— С удовольствием, ничего не имею против.
— Отлично… Вот как вы живете! Номерок чисто, уютно. Свой телефон, гравюры. Сколько? Шесть рублей. По здешним местам — недорого…
Спустившись, подсели к столику и через несколько минут вошёл Мирэ в небрежно измятой панаме и с тростью. Кегич познакомил его с Криволуцким. Борис Сергеевич обволакивал Вовку близоруким, благожелательным взглядом.
— Мне ваше лицо и ваша фигура давно знакомы. Еще бы, на весь город вы один с такой внешностью. Сколько экзотики! Внешность — невыгодная для преступника. Нельзя скрыться.
— Благодарю вас, — иронически поклонился Вовка.

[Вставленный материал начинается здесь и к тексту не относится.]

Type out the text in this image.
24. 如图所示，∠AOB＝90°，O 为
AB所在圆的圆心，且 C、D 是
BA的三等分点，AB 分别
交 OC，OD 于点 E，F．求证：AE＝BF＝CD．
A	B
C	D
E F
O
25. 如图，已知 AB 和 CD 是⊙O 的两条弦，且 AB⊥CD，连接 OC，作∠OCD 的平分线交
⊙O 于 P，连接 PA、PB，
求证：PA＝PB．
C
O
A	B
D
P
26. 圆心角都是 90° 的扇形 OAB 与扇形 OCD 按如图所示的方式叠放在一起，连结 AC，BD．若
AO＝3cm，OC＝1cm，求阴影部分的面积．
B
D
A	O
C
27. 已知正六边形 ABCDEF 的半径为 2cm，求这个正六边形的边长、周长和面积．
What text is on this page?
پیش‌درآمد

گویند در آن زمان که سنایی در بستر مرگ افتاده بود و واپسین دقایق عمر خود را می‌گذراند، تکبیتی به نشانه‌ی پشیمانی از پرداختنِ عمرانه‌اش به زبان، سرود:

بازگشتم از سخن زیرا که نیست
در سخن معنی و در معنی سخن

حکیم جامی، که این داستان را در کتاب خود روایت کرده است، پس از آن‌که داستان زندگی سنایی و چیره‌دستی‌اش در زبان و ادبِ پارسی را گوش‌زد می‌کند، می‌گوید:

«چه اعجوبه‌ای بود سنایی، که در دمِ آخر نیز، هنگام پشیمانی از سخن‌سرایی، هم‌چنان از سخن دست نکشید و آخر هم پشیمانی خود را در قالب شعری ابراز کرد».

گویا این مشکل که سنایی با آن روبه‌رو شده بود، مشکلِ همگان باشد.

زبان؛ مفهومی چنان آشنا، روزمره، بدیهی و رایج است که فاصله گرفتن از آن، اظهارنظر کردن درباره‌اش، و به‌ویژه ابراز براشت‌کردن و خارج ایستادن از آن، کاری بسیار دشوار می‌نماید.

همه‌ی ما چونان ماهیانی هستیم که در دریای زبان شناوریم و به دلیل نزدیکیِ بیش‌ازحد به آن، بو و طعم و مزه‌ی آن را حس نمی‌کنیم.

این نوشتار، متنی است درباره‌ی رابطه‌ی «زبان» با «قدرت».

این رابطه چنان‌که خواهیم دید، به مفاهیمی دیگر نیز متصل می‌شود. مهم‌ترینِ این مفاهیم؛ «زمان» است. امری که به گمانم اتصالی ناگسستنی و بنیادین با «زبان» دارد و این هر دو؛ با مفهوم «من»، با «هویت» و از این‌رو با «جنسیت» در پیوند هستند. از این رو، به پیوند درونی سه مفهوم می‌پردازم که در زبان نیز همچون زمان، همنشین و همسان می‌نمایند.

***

— Нет, в самом деле… Послушайте Дмитрий Петрович… Я только что из посольства. От вас, мосье Криволуцкий, я не буду скрывать, ведь вы свой, — что хотел сказать помощник редактора этим «свой», он так и не пояснил. — Граф Сапари принял меня в своём кабинете весьма любезно, однако сквозь эту любезность проглядывало какое-то беспокойство. Вообще во всём посольстве настроение какое-то нервное, повышенное. Словно они все ждут чего-то. Ну, я развёл турусы на колёсах. Притворился, что меня до смерти интересует Албания и роль австрийского протектората над нею. А он, в свою очередь, притворился, что политические круги Австрии нисколько не интересуются албанским вопросом. В это время входит к нему старший секретарь, князь Шварценштейн. Такая подгнившая спаржа. Обменялись несколькими фразами, из чего видно было, что завтра этот самый Шварценштейн выезжает курьером в Вену. Тут меня осенила мысль. Молнией обожгло! Значит, везет с собою, каналья, документы сербского майора. По логике вещей это несомненно так. Почтою послать такой рискованный материал эти господа ни за что не решились бы. Следовательно, вместе с курьером. И вот в моей голове зародился безумно дерзкий план… — Мирэ понизил голос. — План, повторяю, прямо чудовищный! Но — чем чёрт не шутит — Осуществимый. Вас, Дмитрий Петрович, я командирую за редакционный счет с этим же самым поездом. Вы отправитесь грансеньёром в спальном международном вагоне. Первый класс. Все честь честью. И — в этом я всецело полагаюсь на вашу изобретательность — вы должны отнять у Шварценштейна интересующие нас документы. Хотя бы пришлось для этого обокрасть его, избить до потери сознания, или я уже не знаю, там что. Дело ваше — и полная свобода действий. А я, в свою очередь, воспользовавшись редакционными связями, постараюсь, чтоб вы получили негласное и неофициальное покровительство кой-каких, в данном случае весьма полезных, властей предержащих. Жаль, что я не знаком лично с Леонидом Евгеньевичем Арканцевым. Вот человек!.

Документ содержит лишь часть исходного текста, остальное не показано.